Parallèlement à ce mouvement, il s’en produit un autre très significatif : le retard de l’âge du mariage. En 1883 la proportion des jeunes mariées mineures était en Nouvelle-Galles du Sud de 28,17 pour 100 ; en 1892, elle était tombée à 23,55. Le même fait se retrouve en Victoria : pendant la période de 1881 à 1890, la proportion moyenne des jeunes mariées au-dessous de 21 ans avait été de 21 pour 100, et pour celles de 21 à 25 ans, de 43,2 pour 100. En 1893, les chiffres correspondans n’étaient que de 17,4 et 39,8. Dans la Nouvelle-Zélande enfin, où les mariées mineures formaient 29,4 pour 100 du total en 1882, elles ne comptaient plus que pour 19,7 en 1893. Lorsque la femme gagne sa vie par elle-même et que les mœurs laissent à la jeune fille une grande indépendance, elle a moins de hâte de se marier. Souvent, d’ailleurs, le mariage la forcerait à renoncer à sa position. « J’occupe huit jeunes filles de 20 à 25 ans, me disait un commerçant en Nouvelle-Zélande ; elles gagnent de 25 à 30 francs par semaine ; pas une seule n’est fiancée, et en Australasie comme en Angleterre les fiançailles sont souvent longues ; si elles se mariaient, je ne pourrais les garder ; du reste, pourquoi se presseraient-elles : elles gagnent aisément leur vie et sont parfaitement indépendantes ? » Pourquoi se presseraient-elles en effet ? Seulement, se mariant tard, leurs enfans seront moins nombreux. Sans doute il ne faut pas sacrifier l’indépendance de la femme ni lui interdire toute occupation étrangère aux soins du ménage dans l’unique dessein de rendre la natalité plus forte. Mais il ne convient pas non plus d’exagérer une tendance qui, légitime et conforme à la marche de la civilisation si elle est contenue dans de justes limites, deviendrait fort dangereuse si elle était exagérée. Or c’est cette exagération que produit inévitablement le féminisme à outrance.

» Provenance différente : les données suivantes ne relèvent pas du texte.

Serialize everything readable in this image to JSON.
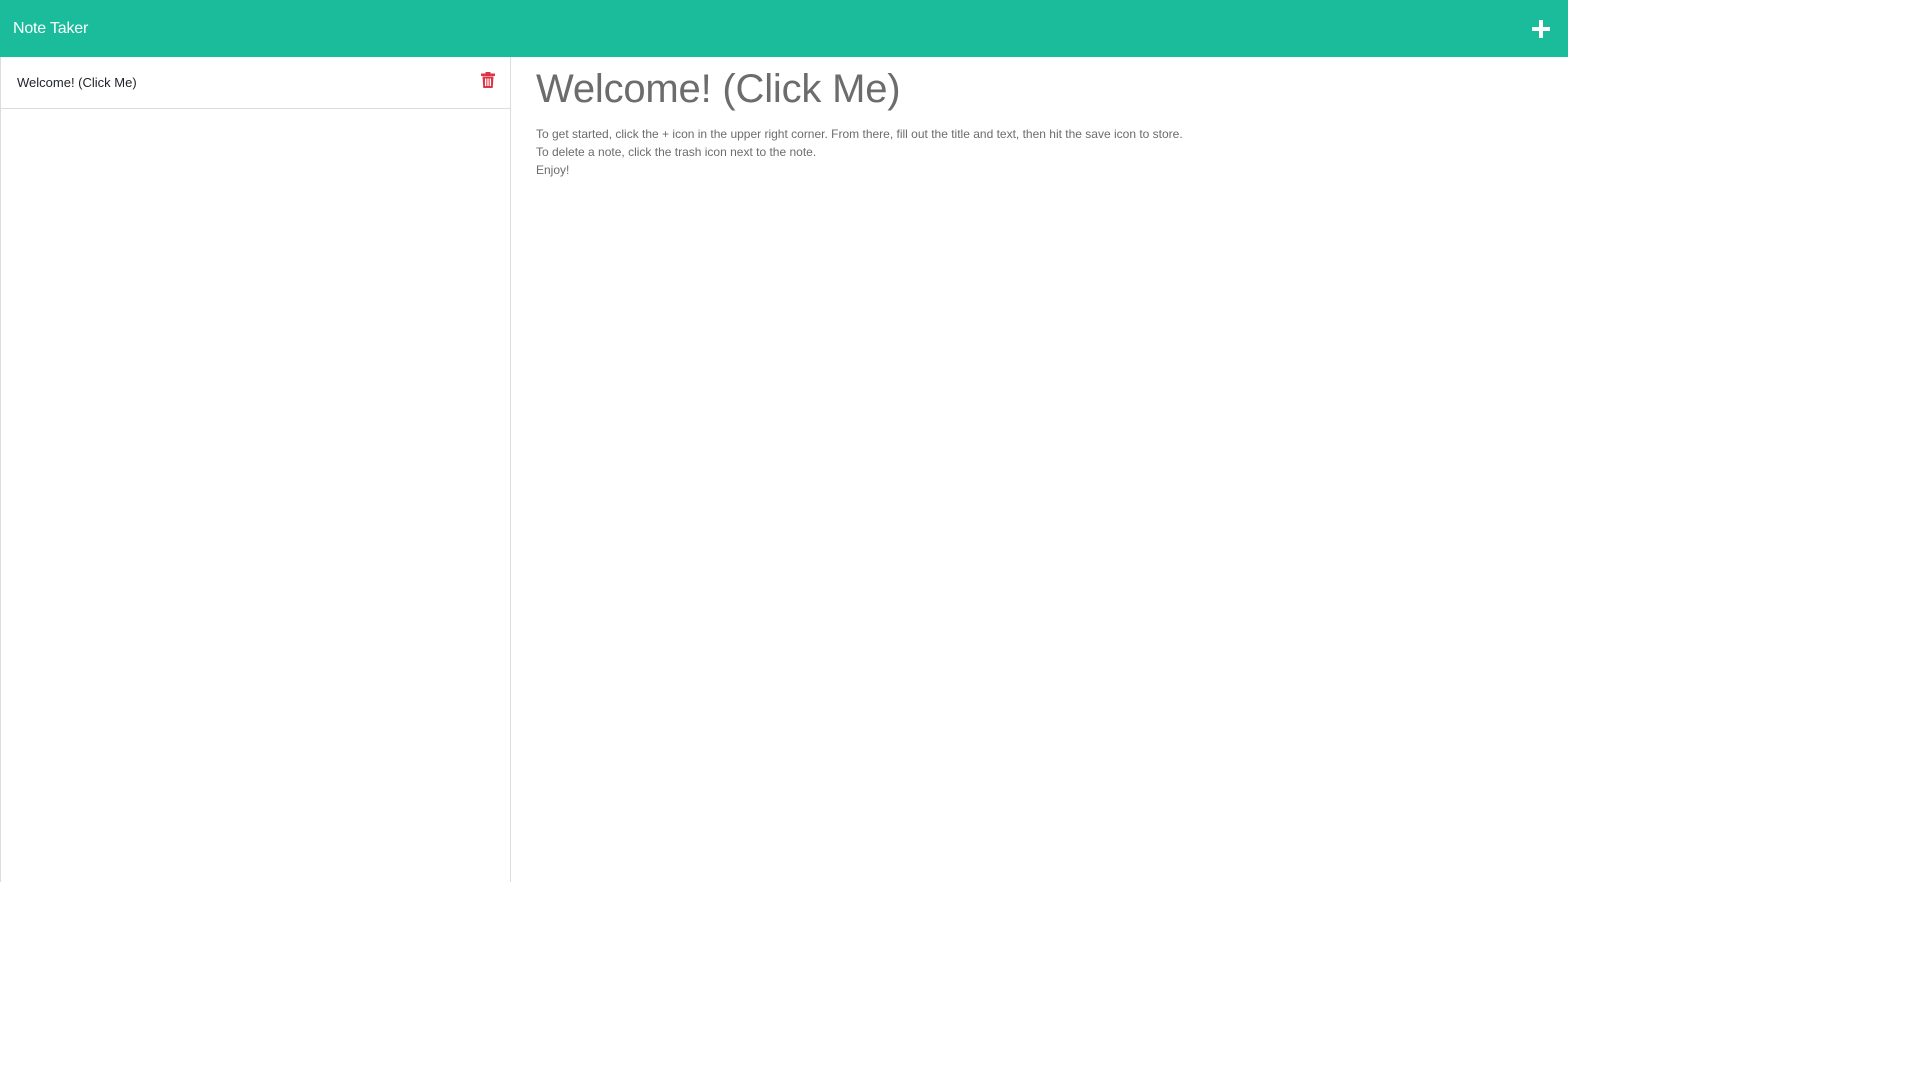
{
  "navbar": {
    "brand": "Note Taker",
    "new_note_icon": "plus-icon",
    "color": "#1abc9c"
  },
  "sidebar": {
    "notes": [
      {
        "title": "Welcome! (Click Me)",
        "delete_icon": "trash-icon",
        "delete_icon_color": "#dc3545"
      }
    ]
  },
  "main": {
    "note_title": "Welcome! (Click Me)",
    "note_text": "To get started, click the + icon in the upper right corner. From there, fill out the title and text, then hit the save icon to store.\nTo delete a note, click the trash icon next to the note.\nEnjoy!"
  }
}
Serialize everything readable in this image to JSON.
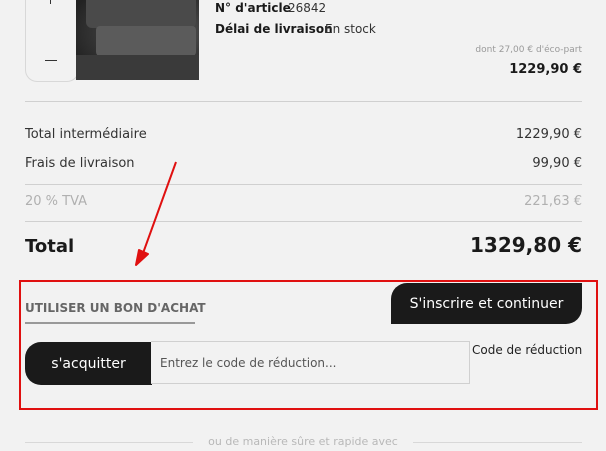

L’égalité des sexes est une expérience sociale de plus pour les colonies australiennes : elles n’hésitent devant aucune. Si elles méprisent les erremens du vieux monde, elles devraient cependant ne pas oublier que leur propre grandeur, la prospérité économique qu’elles ont si rapidement atteinte, leur est venue de l’initiative individuelle, de l’énergie de leurs colons, de ces qualités qu’elles ne peuvent qu’énerver en plaçant tous les citoyens sous la tutelle efféminante de l’Etat, et qui leur permettraient assurément de surmonter la crise où des exagérations de spéculation les ont jetées depuis quelques années. On voudrait espérer que toute cette législation aventureuse n’est qu’une maladie passagère due à une croissance trop hâtive, et que le bon sens pratique de la race anglo-saxonne empêchera l’Australasie de s’engager plus avant dans cette voie. Si elle le faisait, si elle compromettait gravement ainsi son avenir, l’Europe sera peut-être du moins instruite par son exemple : c’est pourquoi nous avons cru qu’il n’était pas sans quelque intérêt d’étudier les expériences sociales auxquelles on se livre aux antipodes.


PIERRE LEROY-BEAULIEU.

  1. Voyez la Revue du 1er juin 1896.
  2. D’après le nombre des catholiques : 801 000 sur 3 801 000 en 1891.
  3. Le Paradis des ouvriers, par M. Siebenhaar (Revue socialiste, janvier 1896).
  4. Les excès de construction de voies ferrées ont été très grands, notamment dans la colonie de Victoria, où il se trouve 227 kilomètres, dont les recettes kilométriques n’atteignent pas 1 000 francs par an et 820 qui ne font pas leurs frais d’exploitation, sur 5 000 kilomètres au total.
  5. Le papier-monnaie d’État existe déjà dans le Queensland.
  6. En Australasie, tout nouvel électeur doit demander son inscription, qui n’est pas faite d’office ; en certaines colonies, il faut même se faire réinscrire tous les trois ans, ou chaque année.